Looking for an instant classic Supreme Court judgment, a one-stop shop for how to approach a critically important but hitherto discordant area of the law? Your search is over.

The stakes could not have been higher for Mr Shvidler. He had been made subject to sanctions following the Secretary of State’s decision to designate him, shortly after Russia’s invasion of Ukraine, pursuant to the Russia (Sanctions) (EU Exit) Regulations 2019 (SI 2019/855). Mr Shvidler’s worldwide assets were frozen and, subject to a few exceptions, it became a criminal offence for other people to deal with him in either a private or commercial capacity. The High Court and Court of Appeal had rejected his attempts to overturn the SS’s decision.
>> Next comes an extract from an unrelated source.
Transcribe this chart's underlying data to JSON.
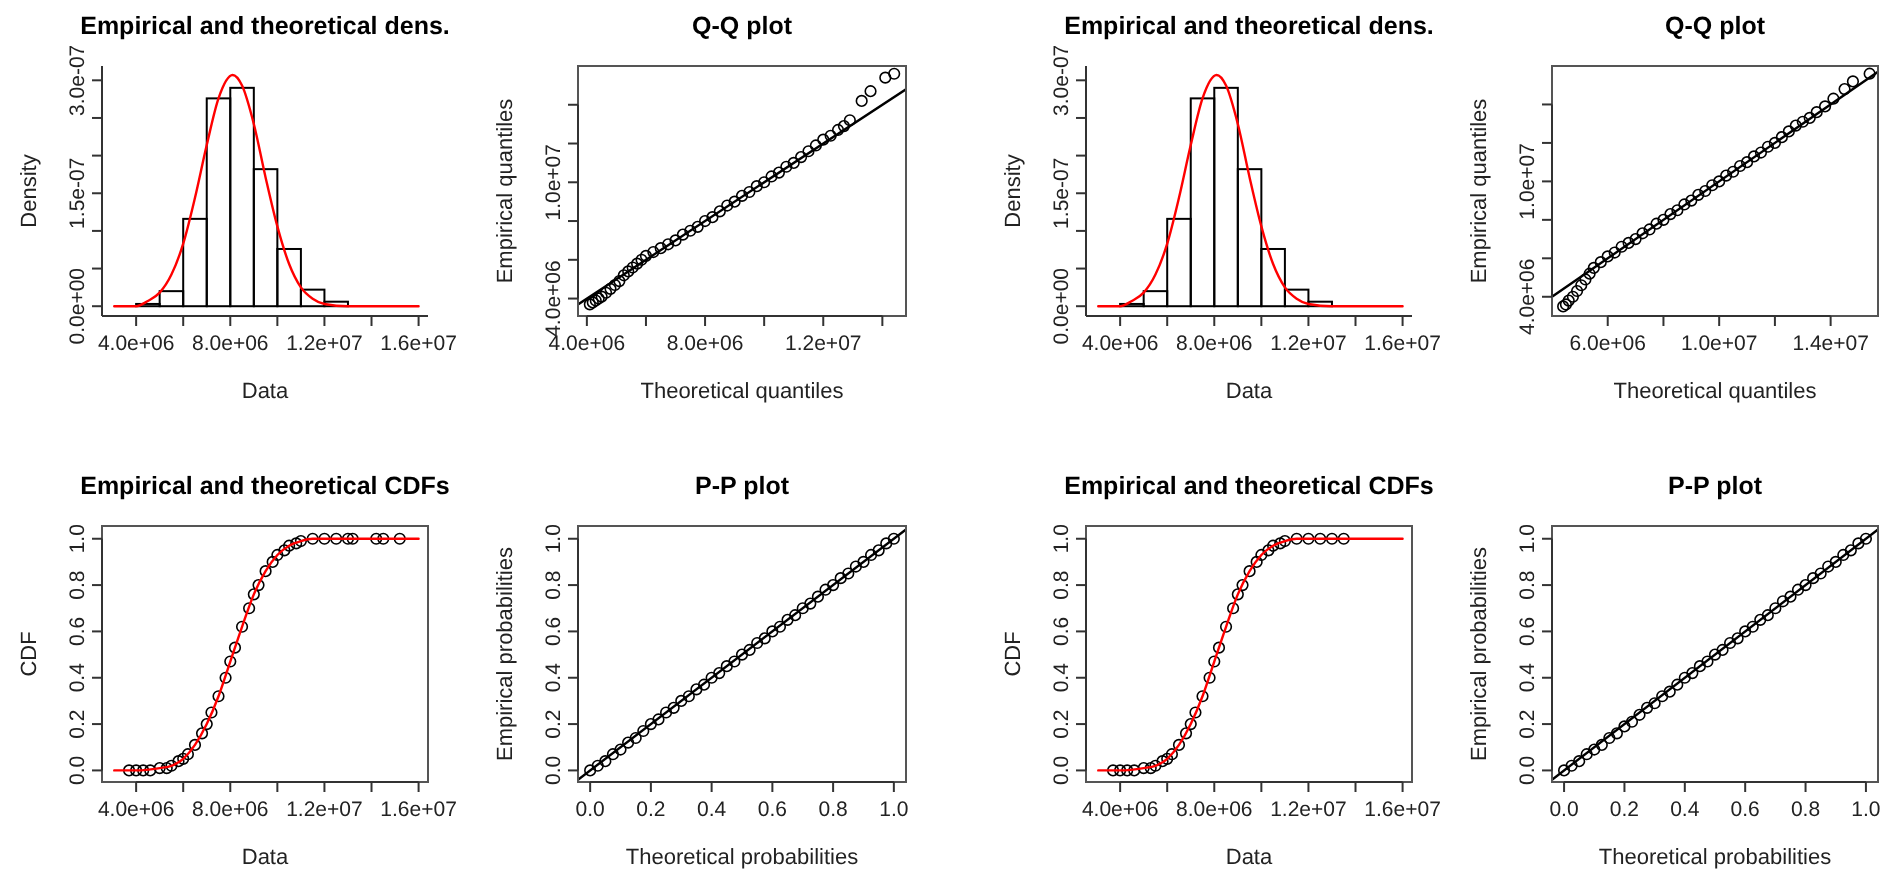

And the case turned on a critically important legal point: what is the role of the Court (both at first instance and on appeal) in reviewing the proportionality of a decision that involves an interference with an A1P1 right?
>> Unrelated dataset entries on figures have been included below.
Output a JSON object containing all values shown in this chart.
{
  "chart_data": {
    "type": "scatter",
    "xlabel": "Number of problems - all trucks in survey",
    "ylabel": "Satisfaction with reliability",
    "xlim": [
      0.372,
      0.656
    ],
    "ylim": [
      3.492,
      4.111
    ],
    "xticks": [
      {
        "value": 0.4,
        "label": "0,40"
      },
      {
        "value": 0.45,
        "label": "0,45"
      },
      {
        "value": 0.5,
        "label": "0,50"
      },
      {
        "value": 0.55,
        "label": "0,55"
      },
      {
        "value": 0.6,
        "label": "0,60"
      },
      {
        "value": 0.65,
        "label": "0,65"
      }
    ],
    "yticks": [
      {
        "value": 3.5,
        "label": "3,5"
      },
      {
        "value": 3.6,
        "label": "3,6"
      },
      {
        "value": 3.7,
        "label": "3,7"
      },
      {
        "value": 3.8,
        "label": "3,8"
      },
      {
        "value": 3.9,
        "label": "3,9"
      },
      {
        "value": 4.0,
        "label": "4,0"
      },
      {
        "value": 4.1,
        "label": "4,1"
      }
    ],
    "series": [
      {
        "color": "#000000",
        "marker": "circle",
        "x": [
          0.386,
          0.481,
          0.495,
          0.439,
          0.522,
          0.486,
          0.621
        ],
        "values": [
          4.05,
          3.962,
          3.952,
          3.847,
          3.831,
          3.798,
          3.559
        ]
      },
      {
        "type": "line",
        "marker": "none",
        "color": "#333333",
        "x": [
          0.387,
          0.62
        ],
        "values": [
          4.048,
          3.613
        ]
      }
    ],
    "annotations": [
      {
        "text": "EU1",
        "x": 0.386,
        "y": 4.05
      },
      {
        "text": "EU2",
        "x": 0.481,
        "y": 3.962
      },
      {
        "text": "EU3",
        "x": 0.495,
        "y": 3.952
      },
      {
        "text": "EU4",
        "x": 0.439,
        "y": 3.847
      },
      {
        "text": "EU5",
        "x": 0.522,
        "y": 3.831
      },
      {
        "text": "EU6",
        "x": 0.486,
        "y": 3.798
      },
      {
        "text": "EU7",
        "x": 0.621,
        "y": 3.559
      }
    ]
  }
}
The Court’s decision on both of these issues was unanimous, although Lord Leggatt dissented with regard to the lawfulness of the Secretary of State’s decision to designate Mr Shvidler. Critically, the judgment explains:

  • The Court has to make its own assessment of proportionality; if a measure is not proportionate to a legitimate aim it will be unlawful. However, the Court does not become the primary decision maker on this issue ‘in the full sense of that term’. The court will have regard to and may afford a measure of respect to the balance of rights and interests struck by the public authority in assessing whether the stage (iv) ‘fair balance’ test is satisfied (see e.g. Re JR123 [2025] UKSC 8 at [41]), and it will not treat itself as bound by the decision of the public authority subject only to review according to the rationality standard. Accordingly, there is room for appropriate respect and weight to be given to the views of the executive or the legislature as to how the balance between the interests of the individual and of the general community should be struck, depending on the nature of those respective interests: see judgment at paras [120] – [125].
  • The Court set out two options that an Appellate court may take;

‘The review approach’: a review to check whether the first instance court’s assessment in relation to the proportionality of a measure was arrived at on the basis of a proper self-direction as to the test to be applied and whether the result arrived at was reasonable, in the sense of being within the legitimate parameters of judgment for the judge. This approach focuses on the dispute-resolution effect of the first instance judgment on a determination of the facts, militates against repetition of arguments up through the legal system by the loser seeking without sufficient reason to have a second bite at the cherry, and protects appellate courts from being over-burdened by appeals; and

‘The fresh decision approach’: a fresh assessment of the proportionality of the measure in question. This approach gives priority to the authority vested in the appellate court to decide and give guidance on legal questions.

  • The Court stressed that either approach may be appropriate, depending on the circumstances. The Court gave as paradigm examples of each approach:
  • For the ‘review approach’: a one-off decision of a judge or an official which depends entirely on the application of well-established law and principles to the facts of the individual case.

For the ‘fresh decision approach’: a case involving the first consideration at appellate level of a new legislative regime of general application, especially one with considerable significance for society. Plainly, the parties will need to make submissions on the correct approach if it cannot be agreed.

Finally, those of a nervous disposition might want to avoid Lord Leggatt’s dissection of the witness evidence relied upon by the Secretary of State to explain the designation decision (see paras 263ff). Although forming part of his dissenting judgment, it serves as an important reminder of the potential for judicial displeasure where the evidence given to justify a decision-maker’s thinking is not seen to stack up.